Prompted by a petition from the Progressive Women's Movement of South Africa, the country's Justice Minister - Michael Masutha has ordered a review and suspension of Oscar Pistorius' pending parole.

Oscar Pistorius
Oscar Pistorius
The Progressive Women's Movement argued that it would be insensitive for authorities to transfer Pistorius in August, which is Women's Month in South Africa.
Pistorius was expected to be released at the end of this week after serving 10 months of a five-year sentence for killing his 29-year old model and law graduate girlfriend - Reeva Steenkamp on Valentine's Day 2013. The parole would have meant a transfer from prison to house arrest.
The Pistorius family expressed disappointment that the athlete would not be released this weekend.
Masutha said in a statement that the parole board had decided to release Pistorius on parole even before the athlete had served a sixth of his sentence, as required by law.
Under South Africa's Correctional Services Act, Pistorius must serve at least one-sixth of his sentence - in this case, 10 months - "before being considered for placement" to house arrest.
Friday is 10 months to the day after Pistorius was sentenced, and the prison parole board, when it announced its decision in June, believed Pistorius would therefore be eligible to transfer at that moment.
But Masutha said that according to his reading of the law, the board shouldn't have even considered the transfer until the 10-month mark.
"It is therefore clear that there is no legal basis upon which such a decision was made ... one sixth of a five years sentence is 10 months and at the time the decision was made Mr. Pistorius had served only over six months of his sentence," Masutha said.
"It is apparent therefore that the decision to release him on 21 August 2015 was made prematurely on 5 June 2015 when the offender was not eligible to be considered at all," the statement added.

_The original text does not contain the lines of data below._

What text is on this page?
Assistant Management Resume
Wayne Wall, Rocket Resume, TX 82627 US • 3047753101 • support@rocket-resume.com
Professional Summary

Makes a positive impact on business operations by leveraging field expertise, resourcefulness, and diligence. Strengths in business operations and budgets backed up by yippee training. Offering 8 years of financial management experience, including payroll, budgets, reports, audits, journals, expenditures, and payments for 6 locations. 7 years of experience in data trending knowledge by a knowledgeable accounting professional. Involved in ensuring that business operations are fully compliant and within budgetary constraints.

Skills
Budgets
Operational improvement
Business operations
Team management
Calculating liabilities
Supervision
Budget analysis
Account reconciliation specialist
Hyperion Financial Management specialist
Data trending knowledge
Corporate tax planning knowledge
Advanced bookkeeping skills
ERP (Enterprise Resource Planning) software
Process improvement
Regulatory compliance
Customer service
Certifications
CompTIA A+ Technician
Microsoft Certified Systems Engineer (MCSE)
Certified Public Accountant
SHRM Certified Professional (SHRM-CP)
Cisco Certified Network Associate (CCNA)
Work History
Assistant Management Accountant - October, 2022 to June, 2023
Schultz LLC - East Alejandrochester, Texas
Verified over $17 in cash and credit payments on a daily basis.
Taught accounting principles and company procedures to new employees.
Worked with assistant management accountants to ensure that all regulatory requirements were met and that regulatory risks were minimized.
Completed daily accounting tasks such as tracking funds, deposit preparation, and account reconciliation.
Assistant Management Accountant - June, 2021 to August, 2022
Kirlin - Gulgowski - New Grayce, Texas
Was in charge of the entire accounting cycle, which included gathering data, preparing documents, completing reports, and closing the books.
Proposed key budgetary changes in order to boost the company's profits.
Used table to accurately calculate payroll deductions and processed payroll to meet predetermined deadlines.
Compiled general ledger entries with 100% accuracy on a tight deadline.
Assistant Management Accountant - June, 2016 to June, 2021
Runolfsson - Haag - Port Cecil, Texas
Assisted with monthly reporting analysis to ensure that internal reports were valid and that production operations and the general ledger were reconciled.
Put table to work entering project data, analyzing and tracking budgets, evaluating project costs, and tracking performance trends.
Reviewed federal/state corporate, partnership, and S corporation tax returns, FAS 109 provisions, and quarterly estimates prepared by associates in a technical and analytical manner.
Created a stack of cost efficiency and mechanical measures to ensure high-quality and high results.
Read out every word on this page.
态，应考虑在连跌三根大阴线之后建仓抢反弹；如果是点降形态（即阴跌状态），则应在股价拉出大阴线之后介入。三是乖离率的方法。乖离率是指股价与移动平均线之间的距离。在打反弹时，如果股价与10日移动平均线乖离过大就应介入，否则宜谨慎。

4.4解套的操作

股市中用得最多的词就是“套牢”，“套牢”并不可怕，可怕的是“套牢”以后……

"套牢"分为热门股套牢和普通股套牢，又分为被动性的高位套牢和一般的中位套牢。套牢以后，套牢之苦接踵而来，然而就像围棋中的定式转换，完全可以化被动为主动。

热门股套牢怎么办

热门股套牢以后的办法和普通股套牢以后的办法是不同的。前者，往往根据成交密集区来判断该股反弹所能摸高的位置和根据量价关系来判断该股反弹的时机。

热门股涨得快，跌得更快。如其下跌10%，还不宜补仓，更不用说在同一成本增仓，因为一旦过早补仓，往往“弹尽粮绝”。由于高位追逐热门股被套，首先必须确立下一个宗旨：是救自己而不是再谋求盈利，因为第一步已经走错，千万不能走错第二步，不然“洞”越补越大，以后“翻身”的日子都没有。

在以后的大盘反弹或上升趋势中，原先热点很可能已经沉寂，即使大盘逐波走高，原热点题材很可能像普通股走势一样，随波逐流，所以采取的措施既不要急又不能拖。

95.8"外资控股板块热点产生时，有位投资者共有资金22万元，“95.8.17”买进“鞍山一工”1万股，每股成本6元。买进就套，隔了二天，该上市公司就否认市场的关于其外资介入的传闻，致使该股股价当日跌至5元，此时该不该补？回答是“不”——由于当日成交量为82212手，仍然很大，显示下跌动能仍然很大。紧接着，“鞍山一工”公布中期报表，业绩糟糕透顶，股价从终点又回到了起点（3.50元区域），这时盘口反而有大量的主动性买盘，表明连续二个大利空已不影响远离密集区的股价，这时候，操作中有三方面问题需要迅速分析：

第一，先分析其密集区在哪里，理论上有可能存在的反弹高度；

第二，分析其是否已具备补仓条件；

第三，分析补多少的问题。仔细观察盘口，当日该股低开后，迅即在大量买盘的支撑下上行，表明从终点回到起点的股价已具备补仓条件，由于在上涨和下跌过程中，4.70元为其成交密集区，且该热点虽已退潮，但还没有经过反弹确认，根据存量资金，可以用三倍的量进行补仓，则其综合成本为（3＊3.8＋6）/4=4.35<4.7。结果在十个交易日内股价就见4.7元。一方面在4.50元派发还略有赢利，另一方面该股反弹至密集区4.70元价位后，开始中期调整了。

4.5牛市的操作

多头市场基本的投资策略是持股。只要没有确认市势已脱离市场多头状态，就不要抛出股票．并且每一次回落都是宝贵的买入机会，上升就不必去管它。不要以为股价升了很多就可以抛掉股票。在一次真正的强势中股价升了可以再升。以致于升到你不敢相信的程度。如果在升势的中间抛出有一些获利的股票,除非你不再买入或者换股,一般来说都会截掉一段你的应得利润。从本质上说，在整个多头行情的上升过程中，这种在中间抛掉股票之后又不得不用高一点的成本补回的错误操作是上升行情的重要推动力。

Pistorius had earlier admitted killing Steenkamp, by firing four shots through the locked door of a toilet cubicle, saying he believed an intruder was hiding behind it.
Judge Thokozile Masipa sentencing last October, said that the Prosecution failed to convince her of Pistorius' intent to kill when he fired. She found Pistorius to be not guilty of murder, but guilty of culpable homicide in Steenkamp's death. In South Africa, culpable homicide means a person is judged to have killed someone unintentionally but unlawfully.
Judge Masipa said it was clear that his actions were "negligent" and he had "acted too hastily" and used "excessive force" the night Steenkamp died.
"The State clearly has not proved beyond reasonable doubt that the accused is guilty of premeditated murder. There are just not enough facts to support such a finding," she said.

Reeva Steenkamp and Oscar Pistorius
In her verdict, Masipa said it was irrelevant that the person behind the door turned out to be Steenkamp, not an intruder. Rather, "the starting point is however, once more, whether the accused had the intention to kill the person behind the door," she said.
Masipa also ruled out dolus eventualis - that he could have foreseen that his actions would kill his girlfriend.
"Clearly he did not subjectively foresee this as a possibility that he would kill the person behind the door, let alone the deceased as he thought she was in the bedroom," she said.
Before this, she said Pistorius knew the difference "between right and wrong" on the night he shot Steenkamp, and the athlete took a "conscious decision" to get a gun and head to the bathroom, where his girlfriend was inside.
"This court is satisfied that at the relevant time, the accused could distinguish between right and wrong, and that he could act in accordance with that distinction. It is also clear that the defence of non-pathological insanity has no foundation," she said.
The Judge also questioned the reliability of witnesses who heard screaming and gunshots on the night Pistorius shot dead Steenkamp. Witnesses who say they heard the incident may have "got their facts wrong", she noted in her verdict.
She said Steenkamp’s “respiratory functions would have been comprised substantially” after being shot, suggesting she would have been unable to shout or scream, “at least not in the manner described by those witnesses who are adamant they heard her scream repeatedly".
Prosecutors want the verdict of culpable homicide, equivalent to manslaughter, raised to murder because they argue Pistorius must have known when he fired that the person behind the door could be killed. The Appeal is due to be heard in November.
Pistorius, whose legs were amputated before his first birthday, was famed for his track career. Running on prosthetic blades, he won gold medals at the 2004 and 2008 Paralympics before competing in the 2012 Summer Olympics in London, where he ran in the 400-meter race and the 4x400-meter relay.